Harms still has problems with his short-term memory. He can memorize a list of instructions or a process, but he can't put that information into practice, he said.

"Every time I have to make a rapid decision, I make the wrong decision," he said.

An Army veteran who used to fly Cobra helicopter gunships, Harms said he should have known better than to be driving without a seat belt.
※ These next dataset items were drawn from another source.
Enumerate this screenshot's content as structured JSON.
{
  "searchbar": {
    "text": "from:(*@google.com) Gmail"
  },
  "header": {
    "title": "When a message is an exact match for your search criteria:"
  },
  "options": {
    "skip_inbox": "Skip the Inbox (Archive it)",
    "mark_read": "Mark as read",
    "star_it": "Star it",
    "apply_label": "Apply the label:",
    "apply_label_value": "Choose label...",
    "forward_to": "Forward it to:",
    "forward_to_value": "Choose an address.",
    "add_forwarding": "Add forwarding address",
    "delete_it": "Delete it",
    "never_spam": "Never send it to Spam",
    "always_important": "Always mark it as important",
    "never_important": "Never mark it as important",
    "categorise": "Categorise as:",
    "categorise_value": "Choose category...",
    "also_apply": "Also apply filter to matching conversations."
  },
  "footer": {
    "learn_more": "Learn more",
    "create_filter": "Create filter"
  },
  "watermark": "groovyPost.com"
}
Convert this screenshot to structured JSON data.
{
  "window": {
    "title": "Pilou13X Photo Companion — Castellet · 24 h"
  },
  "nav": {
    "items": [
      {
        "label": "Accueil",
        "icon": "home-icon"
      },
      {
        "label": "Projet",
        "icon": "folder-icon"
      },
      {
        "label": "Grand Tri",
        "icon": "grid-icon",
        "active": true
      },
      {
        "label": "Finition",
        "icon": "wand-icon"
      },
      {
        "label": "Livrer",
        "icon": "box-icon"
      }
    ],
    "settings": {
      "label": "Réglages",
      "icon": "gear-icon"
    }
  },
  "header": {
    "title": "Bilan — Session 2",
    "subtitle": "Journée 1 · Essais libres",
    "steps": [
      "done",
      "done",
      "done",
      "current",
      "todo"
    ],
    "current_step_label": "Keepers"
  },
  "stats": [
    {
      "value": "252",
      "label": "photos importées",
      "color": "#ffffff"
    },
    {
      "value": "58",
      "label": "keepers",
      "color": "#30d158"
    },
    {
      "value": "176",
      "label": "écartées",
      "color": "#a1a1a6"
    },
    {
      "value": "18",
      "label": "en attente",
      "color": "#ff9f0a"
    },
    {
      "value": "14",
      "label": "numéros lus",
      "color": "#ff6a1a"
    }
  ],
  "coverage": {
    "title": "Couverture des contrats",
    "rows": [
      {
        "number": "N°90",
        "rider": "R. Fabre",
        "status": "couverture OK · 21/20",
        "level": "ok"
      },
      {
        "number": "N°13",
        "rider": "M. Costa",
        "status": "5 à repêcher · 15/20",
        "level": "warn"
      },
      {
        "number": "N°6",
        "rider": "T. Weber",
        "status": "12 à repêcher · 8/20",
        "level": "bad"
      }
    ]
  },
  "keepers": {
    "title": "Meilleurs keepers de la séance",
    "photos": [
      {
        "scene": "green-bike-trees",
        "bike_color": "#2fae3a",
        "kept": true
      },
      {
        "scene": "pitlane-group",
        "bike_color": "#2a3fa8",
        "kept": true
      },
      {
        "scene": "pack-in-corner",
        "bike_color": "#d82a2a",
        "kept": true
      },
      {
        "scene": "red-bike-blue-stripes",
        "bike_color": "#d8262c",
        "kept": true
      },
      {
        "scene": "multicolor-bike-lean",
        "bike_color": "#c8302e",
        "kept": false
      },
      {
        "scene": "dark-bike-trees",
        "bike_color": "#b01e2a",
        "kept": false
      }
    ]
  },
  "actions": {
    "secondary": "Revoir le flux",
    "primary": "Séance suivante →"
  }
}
"The very first thing that the Army wants you to do is fasten the (helicopter) seat belt and shoulder harness. It's the first thing on the pre-flight checklist, and now it's the first thing I do when I get in the car."

Harms is driving again, but now his wife, Kim, serves as navigator, checking maps and reading street signs "while I concentrate on driving," he said.

He and Kim met in 1988 at the Rusk Brain Injury Rehabilitation Program at the University of Missouri-Columbia Hospital. They married in 1989.

Kim Hill Harms, a Sikeston native, was also injured in an alcohol-related accident as she and a friend were driving home from Carbondale, Ill. She lay in a coma for four days and three nights before hunters discovered the car off an embankment near Anna, Ill. Kim's accident occurred in August 1986.

Since the accident, Harms says he writes everything down so he can remember it. "My memory now is the door leaving our apartment," he said, explaining that he sticks the notes on the door so he'll see them before leaving for the day.